Matrices nationales
Quoiqu’il ne se soit véritablement consolidé qu’au XXe siècle, le sentiment national brésilien commence à se façonner dès le XIXe siècle, d’une part à travers la fusion des expériences.
Cette construction « d’en haut » eut pour point de départ la célèbre Mission Artistique conduite par Joachim Lebreton. C’est de ce point de vue européen, celui d’artistes liés au Premier Empire napoléonien, que le Brésil commence à être vu de l’étranger, et plus encore, commence à se regarder lui-même. Ce détour par l’altérité, le tiers Autre — en l’occurrence le Français — va ainsi contribuer à forger l’image du Brésil en Europe. Plus qu’une perception strictement européenne, se met alors en place une relation dialectique, où les regards portés de l’intérieur et de l’extérieur du pays vont s’entremêler et donner naissance à une troisième image. Cela vaut pour les nombreux voyageurs qui accompliront le périple tropical, avant et après Jean-Baptiste Debret, les Taunay et Grandjean de Montigny. Parmi ceux qui laissèrent leurs impressions à la postérité figurent, entre autres, Ferdinand Denis, Auguste Saint-Hilaire et Hercule Florence.

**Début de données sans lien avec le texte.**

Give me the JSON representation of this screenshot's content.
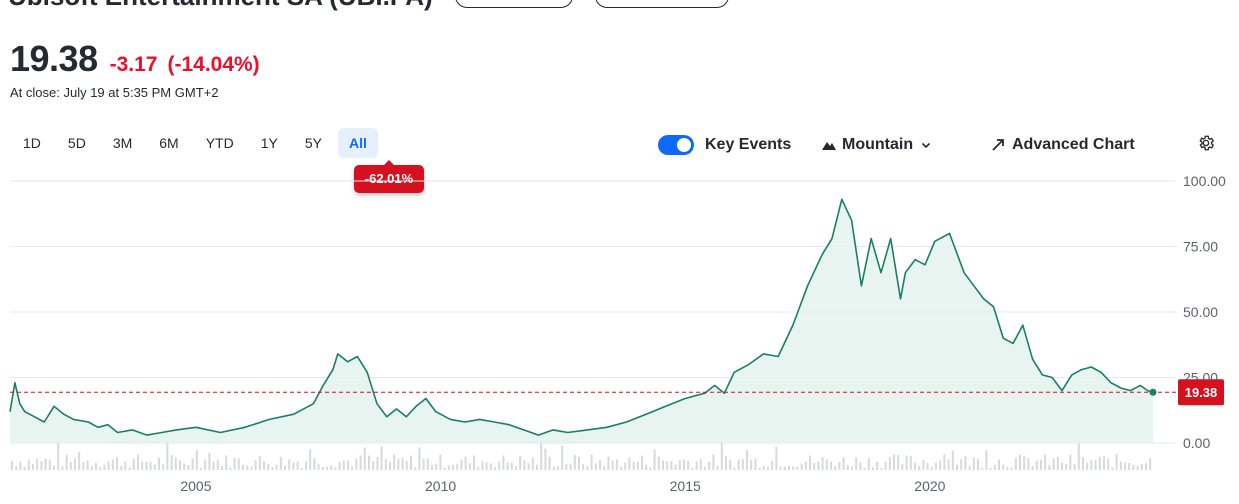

Les modèles français ne contribuèrent pas seulement à tisser une vision du Brésil : ils influencèrent aussi le devenir de certains domaines de connaissance, comme ce fut le cas pour l’enseignement supérieur. La création de l’Escola Polytéchnica de Rio de Janeiro fut inspirée en droite ligne de l’École Polytechnique française ; de même que l’Escola de Minas, installée à Ouro Preto et dirigée par le Français Claude Henri Gorceix, doit beaucoup à l’École des Mines.
La troisième et ultime voie de cette influence sur les matrices nationales brésiliennes passe par la perception que les Brésiliens retinrent de la réalité française. Il faut souligner ici le rôle de la littérature romantique de Victor Hugo, imitée par les écrivains brésiliens. Sur le terrain politique, les campagnes républicaines brésiliennes reprirent à leur compte, sur fond de Marseillaise, les formulations positivistes d’Auguste Comte. Le modèle haussmannien prévalut dans la refonte de l’urbanisme de Rio de Janeiro. Et l’étiquette française en matière d’urbanité, de civilité et de mode, guida, au Brésil, les modalités de contrôle des pulsions et l’institution des codes de « bonne conduite ».